«Идеальное дело, чтобы вытереть совесть после Кравцова. Легально, буднично, скучно. Разрядка».
Она вздохнула, открыла на последней странице распечатанный шаблон: «Предлагаю урегулировать спор через согласование фиксированной очереди с дежурным контролем со стороны председателя домкома…».
— Пожалуй, на сегодня хватит романтики, — сказала себе Анна вслух, глядя на пылающую свечу.

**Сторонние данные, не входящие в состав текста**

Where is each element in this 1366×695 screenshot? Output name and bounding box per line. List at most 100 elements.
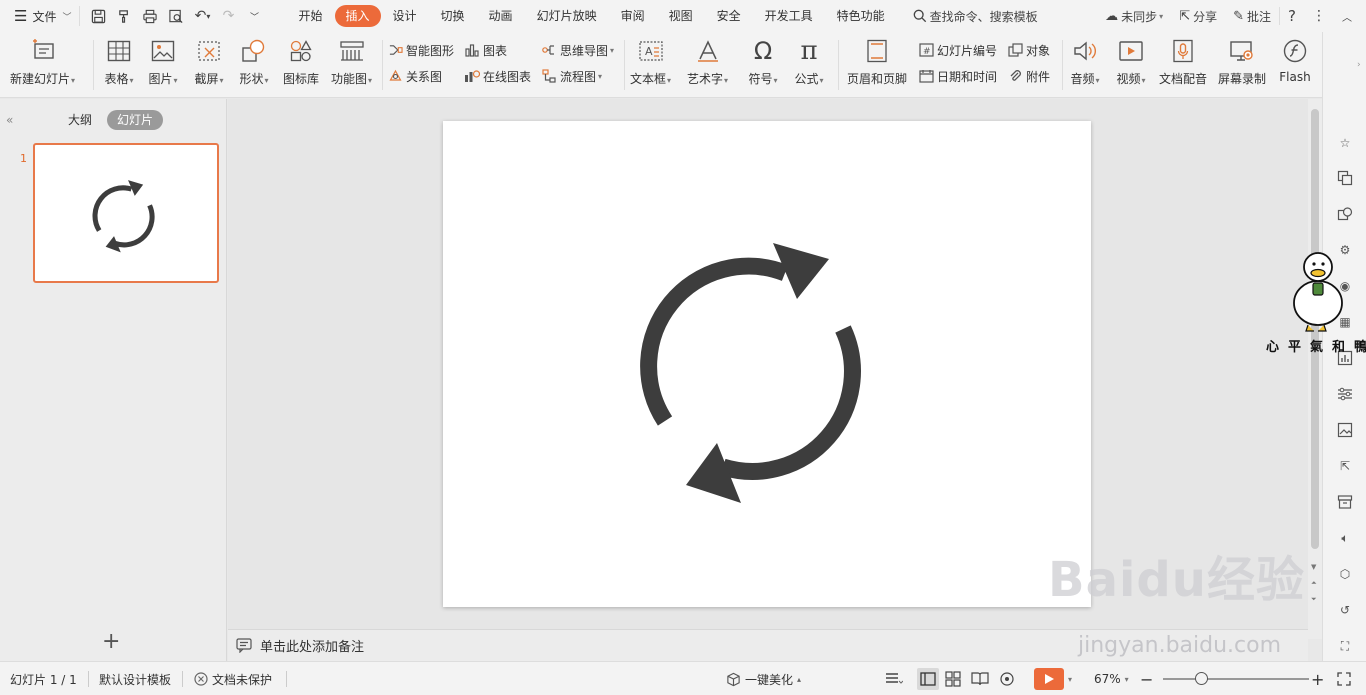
archive-icon[interactable]: [1335, 492, 1355, 512]
tab-design[interactable]: 设计: [381, 5, 429, 27]
baidu-watermark: Baidu经验: [1048, 552, 1305, 608]
share-button[interactable]: ⇱ 分享: [1171, 8, 1225, 25]
shield-icon[interactable]: ⬡: [1335, 564, 1355, 584]
zoom-slider-track[interactable]: [1163, 678, 1309, 680]
normal-view-icon[interactable]: [917, 668, 939, 690]
relation-button[interactable]: 关系图: [386, 66, 442, 86]
textbox-button[interactable]: A 文本框▾: [630, 36, 671, 94]
tab-slides[interactable]: 幻灯片: [107, 110, 164, 130]
layers-icon[interactable]: [1335, 168, 1355, 188]
textbox-icon: A: [634, 36, 668, 66]
sync-button[interactable]: ☁ 未同步 ▾: [1097, 8, 1171, 25]
print-preview-icon[interactable]: [164, 5, 188, 27]
function-chart-button[interactable]: 功能图▾: [331, 36, 372, 94]
print-icon[interactable]: [138, 5, 162, 27]
add-slide-icon[interactable]: +: [102, 629, 120, 654]
icon-library-button[interactable]: 图标库: [283, 36, 319, 94]
presenter-view-icon[interactable]: [998, 662, 1016, 695]
shape-button[interactable]: 形状▾: [237, 36, 271, 94]
tab-security[interactable]: 安全: [705, 5, 753, 27]
slideshow-options-icon[interactable]: ▾: [1068, 662, 1072, 695]
undo-icon[interactable]: ↶ ▾: [190, 5, 214, 27]
audio-button[interactable]: 音频▾: [1068, 36, 1102, 94]
header-footer-button[interactable]: 页眉和页脚: [847, 36, 907, 94]
file-menu-label: 文件: [32, 9, 57, 24]
tab-special-features[interactable]: 特色功能: [825, 5, 897, 27]
online-chart-button[interactable]: 在线图表: [463, 66, 531, 86]
mind-map-button[interactable]: 思维导图 ▾: [540, 40, 614, 60]
scroll-down-icon[interactable]: ▼: [1311, 563, 1316, 571]
export-icon[interactable]: ⇱: [1335, 456, 1355, 476]
fit-window-icon[interactable]: [1337, 662, 1351, 695]
zoom-in-icon[interactable]: +: [1311, 662, 1324, 695]
notes-icon: [236, 638, 252, 653]
word-art-button[interactable]: 艺术字▾: [687, 36, 728, 94]
flash-button[interactable]: Flash: [1278, 36, 1312, 94]
vertical-scrollbar[interactable]: ▼ ⏶ ⏷: [1308, 99, 1322, 639]
object-label: 对象: [1026, 43, 1051, 58]
circular-arrows-icon[interactable]: [443, 121, 1091, 607]
play-slideshow-button[interactable]: [1034, 668, 1064, 690]
beautify-button[interactable]: 一键美化 ▴: [726, 662, 801, 695]
tab-slideshow[interactable]: 幻灯片放映: [525, 5, 609, 27]
tab-animation[interactable]: 动画: [477, 5, 525, 27]
zoom-out-icon[interactable]: −: [1140, 662, 1153, 695]
view-notes-icon[interactable]: [885, 662, 903, 695]
picture-button[interactable]: 图片▾: [146, 36, 180, 94]
tab-review[interactable]: 审阅: [609, 5, 657, 27]
video-button[interactable]: 视频▾: [1114, 36, 1148, 94]
file-menu[interactable]: ☰ 文件 ﹀: [0, 0, 79, 32]
slide-sorter-icon[interactable]: [945, 662, 961, 695]
voiceover-button[interactable]: 文档配音: [1159, 36, 1207, 94]
reading-view-icon[interactable]: [971, 662, 989, 695]
flowchart-button[interactable]: 流程图 ▾: [540, 66, 602, 86]
ribbon-insert: 新建幻灯片▾ 表格▾ 图片▾ 截屏▾ 形状▾ 图标库 功能图▾ 智能图形 图表 …: [0, 32, 1366, 98]
pin-icon[interactable]: ☆: [1335, 133, 1355, 153]
collapse-ribbon-icon[interactable]: ︿: [1334, 9, 1366, 24]
zoom-level-button[interactable]: 67% ▾: [1094, 662, 1129, 695]
document-protection-button[interactable]: 文档未保护: [194, 662, 272, 695]
history-icon[interactable]: ↺: [1335, 600, 1355, 620]
new-slide-button[interactable]: 新建幻灯片▾: [10, 36, 75, 94]
smart-art-button[interactable]: 智能图形: [386, 40, 454, 60]
tab-transition[interactable]: 切换: [429, 5, 477, 27]
format-painter-icon[interactable]: [112, 5, 136, 27]
slide-thumbnail[interactable]: [33, 143, 219, 283]
slide-canvas[interactable]: [443, 121, 1091, 607]
object-button[interactable]: 对象: [1006, 40, 1050, 60]
date-time-button[interactable]: 日期和时间: [917, 66, 997, 86]
save-icon[interactable]: [86, 5, 110, 27]
zoom-level-label: 67%: [1094, 672, 1121, 686]
screenshot-button[interactable]: 截屏▾: [192, 36, 226, 94]
command-search[interactable]: 查找命令、搜索模板: [913, 8, 1038, 25]
quick-access-more-icon[interactable]: ﹀: [242, 5, 266, 27]
shape-style-icon[interactable]: [1335, 204, 1355, 224]
slide-number-button[interactable]: # 幻灯片编号: [917, 40, 997, 60]
zoom-slider-handle[interactable]: [1194, 672, 1208, 685]
next-slide-icon[interactable]: ⏷: [1311, 595, 1317, 604]
formula-button[interactable]: π 公式▾: [792, 36, 826, 94]
design-template-button[interactable]: 默认设计模板: [99, 662, 171, 695]
symbol-button[interactable]: Ω 符号▾: [746, 36, 780, 94]
screen-record-button[interactable]: 屏幕录制: [1218, 36, 1266, 94]
more-options-icon[interactable]: ⋮: [1304, 8, 1334, 24]
tab-developer[interactable]: 开发工具: [753, 5, 825, 27]
tab-home[interactable]: 开始: [286, 5, 334, 27]
previous-slide-icon[interactable]: ⏶: [1311, 579, 1317, 588]
chart-button[interactable]: 图表: [463, 40, 507, 60]
online-chart-icon: [463, 68, 481, 84]
image-gallery-icon[interactable]: [1335, 420, 1355, 440]
chevron-right-icon[interactable]: ›: [1357, 60, 1361, 70]
comment-button[interactable]: ✎ 批注: [1225, 8, 1279, 25]
table-icon: [102, 36, 136, 66]
help-button[interactable]: ?: [1279, 7, 1304, 25]
attachment-button[interactable]: 附件: [1006, 66, 1050, 86]
tab-view[interactable]: 视图: [657, 5, 705, 27]
table-button[interactable]: 表格▾: [102, 36, 136, 94]
collapse-panel-icon[interactable]: «: [6, 113, 13, 127]
volume-icon[interactable]: 🔈︎: [1335, 528, 1355, 548]
tab-outline[interactable]: 大纲: [68, 110, 92, 130]
tab-insert[interactable]: 插入: [334, 5, 381, 27]
sliders-icon[interactable]: [1335, 384, 1355, 404]
fullscreen-icon[interactable]: ⛶: [1335, 636, 1355, 656]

Стук в стену. Три раза. Опять Зинаида?
Анна поднялась, подошла к двери и, не открывая, бросила:
— Слушаю?
— Ты ведь с этим… Козловым сегодня встречаешься? — Прошептала соседка. — Про баню? Я слыхала, он резкий.
— Я справлюсь, — отрезала Анна. — Это не первый спор.
— Оно-то да, — с сомнением в голосе сказала Зинаида. — Только ты аккуратней. Мы ж тут за порядком следим.
Анна ничего не ответила. Подождала тишины, потом вернулась за стол.
Открыла дело Дремлюги. Перевернула первую страницу. Провела пальцем по строке: «Арестован без ордера в момент демонстрации».
«Вот с чего начнём. С ордера, которого не было. С права, которого они боятся. И даже если это стоит мне сделки с Григорием… я пойду до конца».
Она потушила свечу.
И в темноте, на фоне голосов с кухни, запаха кипящего белья, споров о дровах и тени от Антонины, Анна Коваленко выпрямилась.
Путь был ясен. Цена — тоже.
Сырость въедалась в пальцы сквозь варежки. В узком переулке за зданием суда Ярославля фонарь едва жил, его свет мерцал, вырезая из мглы стены с облупившейся штукатуркой, обнажавшей красный кирпич. Вода с крыши капала с монотонным звуком, вдалеке лязгнул трамвай. Воздух был густ с запахом талого снега, мокрых газет и табачного дыма.
Григорий стоял у фонаря, как и всегда — будто вырезанный из теней. Кожанка висела на нём, как старая шкура, а сигарета тлела между пальцами. Перстень блеснул, когда он повернул ладонь.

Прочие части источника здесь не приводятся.